Tools, technology and the ability to think critically about data are key components to achieving data literacy, but it thrives in a culture in which data is valued by all as a primary vehicle for decision making. van Leeuwen reflected on four foundation traits that organisations need to build data literacy, as originally expressed by Doug Bordonaro on his blog, The Data Complex:
- Widespread Access to Data
Previously, data was only accessible to the C-suite, but in order to build data-literate organisations, all employees must have access without going through an intermediary. If, for instance, a sales consultant has to call the IT department to enquire about how many new customers were converted in the past month, then the system is failing that individual, and the company is not data-literate. Ideally, organisations should identify the sources of data that will be most useful to the broadest number of people, and ensure that they’re available via internal data services.
- Leadership by Example
Data literacy is a mindset and instilling a data-first attitude is half the battle. While opening up access is the first step, the leadership team must nurture a culture that moves away from making decisions based on experience and instinct, and rather encourage substantiation backed by data. Companies can foster this thinking by introducing a ‘data moment’, whereby employees describe how data informed a recent decision, or they could share data that reveals a change in customer habits.
- A Platform for Sharing
Excel tends to be a default platform tool for data capturing, however confining it to a desktop application is limiting and leads to inconsistencies as information will naturally become outdated. It’s essential that data is housed on a single source, common platform for viewing, analysing and sharing. When data is centrally stored and managed, it aids policy enforcement around security and governance.
- Critical Thinking
The ability to learn from data collected will hold valuable insights, which can be turned into action. Interpretation through knowledge, reasoning, and problem-solving is vital. In order to derive meaningful insights, employees must learn to think critically about appropriate use of the information they have access to. Confirmation bias, or the tendency to focus on results that support existing beliefs, is a common pitfall and a real danger. Training can prevent this.

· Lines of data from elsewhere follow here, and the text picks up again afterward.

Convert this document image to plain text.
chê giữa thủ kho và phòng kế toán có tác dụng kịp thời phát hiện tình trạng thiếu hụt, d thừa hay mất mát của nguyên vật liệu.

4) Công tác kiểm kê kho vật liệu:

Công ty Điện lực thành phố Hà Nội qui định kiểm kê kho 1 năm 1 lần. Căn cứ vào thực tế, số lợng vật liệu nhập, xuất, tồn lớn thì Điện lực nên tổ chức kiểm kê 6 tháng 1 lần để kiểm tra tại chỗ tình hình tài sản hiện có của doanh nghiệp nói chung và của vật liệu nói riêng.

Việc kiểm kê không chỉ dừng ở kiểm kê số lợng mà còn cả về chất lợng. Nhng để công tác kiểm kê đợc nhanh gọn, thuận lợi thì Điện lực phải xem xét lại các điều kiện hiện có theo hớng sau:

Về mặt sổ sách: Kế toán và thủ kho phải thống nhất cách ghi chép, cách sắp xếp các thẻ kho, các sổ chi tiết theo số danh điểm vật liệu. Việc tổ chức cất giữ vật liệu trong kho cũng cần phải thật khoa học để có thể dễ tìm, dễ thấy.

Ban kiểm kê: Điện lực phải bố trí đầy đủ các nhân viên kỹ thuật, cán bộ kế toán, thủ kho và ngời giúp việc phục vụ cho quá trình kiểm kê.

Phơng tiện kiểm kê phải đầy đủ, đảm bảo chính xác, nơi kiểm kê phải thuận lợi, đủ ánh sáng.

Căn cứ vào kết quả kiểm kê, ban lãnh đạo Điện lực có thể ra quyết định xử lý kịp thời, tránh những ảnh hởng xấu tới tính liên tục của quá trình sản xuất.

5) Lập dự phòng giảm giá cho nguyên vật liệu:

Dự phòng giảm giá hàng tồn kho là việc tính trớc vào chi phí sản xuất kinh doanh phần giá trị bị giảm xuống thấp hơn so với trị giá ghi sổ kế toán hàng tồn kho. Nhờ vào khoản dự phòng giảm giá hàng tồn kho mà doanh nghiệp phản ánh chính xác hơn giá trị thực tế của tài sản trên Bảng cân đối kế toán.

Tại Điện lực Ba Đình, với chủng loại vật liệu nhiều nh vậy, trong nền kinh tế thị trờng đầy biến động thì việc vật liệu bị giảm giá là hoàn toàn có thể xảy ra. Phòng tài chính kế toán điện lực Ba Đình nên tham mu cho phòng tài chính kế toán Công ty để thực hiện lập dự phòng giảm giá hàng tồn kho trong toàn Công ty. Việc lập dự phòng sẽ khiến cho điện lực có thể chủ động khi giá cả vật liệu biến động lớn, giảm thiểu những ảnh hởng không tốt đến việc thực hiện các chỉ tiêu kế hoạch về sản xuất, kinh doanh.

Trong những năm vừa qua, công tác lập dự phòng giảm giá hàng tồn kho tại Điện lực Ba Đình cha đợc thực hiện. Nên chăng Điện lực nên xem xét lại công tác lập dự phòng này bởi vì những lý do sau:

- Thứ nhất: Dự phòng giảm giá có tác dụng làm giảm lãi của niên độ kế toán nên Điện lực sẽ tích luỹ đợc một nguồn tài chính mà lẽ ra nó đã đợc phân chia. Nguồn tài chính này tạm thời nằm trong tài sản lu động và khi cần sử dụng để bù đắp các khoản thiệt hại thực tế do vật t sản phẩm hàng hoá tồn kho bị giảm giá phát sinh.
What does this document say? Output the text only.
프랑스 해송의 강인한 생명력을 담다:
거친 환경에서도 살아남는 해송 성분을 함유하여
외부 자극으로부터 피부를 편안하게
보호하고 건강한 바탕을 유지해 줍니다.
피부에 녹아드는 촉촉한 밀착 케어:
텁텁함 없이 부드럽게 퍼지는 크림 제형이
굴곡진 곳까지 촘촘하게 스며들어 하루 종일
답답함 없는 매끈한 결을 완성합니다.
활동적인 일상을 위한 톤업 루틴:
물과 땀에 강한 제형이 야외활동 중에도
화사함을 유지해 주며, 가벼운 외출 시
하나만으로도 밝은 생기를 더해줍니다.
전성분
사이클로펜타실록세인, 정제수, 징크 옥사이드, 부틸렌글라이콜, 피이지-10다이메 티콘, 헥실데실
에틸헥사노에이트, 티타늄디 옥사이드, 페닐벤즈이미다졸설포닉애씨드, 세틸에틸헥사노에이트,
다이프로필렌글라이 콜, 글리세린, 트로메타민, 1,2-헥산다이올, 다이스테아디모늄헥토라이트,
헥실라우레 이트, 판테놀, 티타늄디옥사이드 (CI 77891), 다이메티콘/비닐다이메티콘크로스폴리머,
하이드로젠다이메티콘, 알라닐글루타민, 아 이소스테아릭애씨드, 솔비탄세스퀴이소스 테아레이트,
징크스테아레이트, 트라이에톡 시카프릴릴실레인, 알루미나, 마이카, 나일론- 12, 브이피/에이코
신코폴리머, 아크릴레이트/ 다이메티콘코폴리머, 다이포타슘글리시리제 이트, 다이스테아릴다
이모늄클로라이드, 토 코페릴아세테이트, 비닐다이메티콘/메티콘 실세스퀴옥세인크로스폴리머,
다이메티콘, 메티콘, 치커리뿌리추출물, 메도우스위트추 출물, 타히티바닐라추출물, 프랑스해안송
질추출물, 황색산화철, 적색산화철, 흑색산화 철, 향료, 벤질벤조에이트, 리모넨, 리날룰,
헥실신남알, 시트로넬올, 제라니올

“Natsure’s experience with data illiteracy has been a catalytic lesson. Some of the challenges relating to this resulted in delayed, reactive and ineffective decision making,” shared van Leeuwen. “However,” she continued, “through knowledge, understanding, and making data available throughout the organisation, data literacy became a game-changer for us. Currently, Natsure has four primary data sources, which adhere to a data sharing regulation, soon to be promulgated by the Financial Sector Conduct Authority, which requires us to store and share data down to the most granular level. This shift and adoption has lead to a better understanding of customers, and improved efficiencies.”
Based on her case study at a recent Qlik Ideas Lab seminar, van Leeuwen shared her advice to organisations embarking on the data analytics journey, which can be summarised into four key points:
- Get your data in order. Data that is manipulated or ‘manually cleaned’, but never corrected at the source, results in skewed trends and inaccurate results.
- Choose a cost-effective and intuitive data analytics tool that suits your business.
- Keep it simple. Don’t overcomplicate your analytics. Start with the basics and build models that will be meaningful.
- Define data filters and the model purpose. A key issue is not understanding what to analyse, why it’s being analysed and which filters have been applied.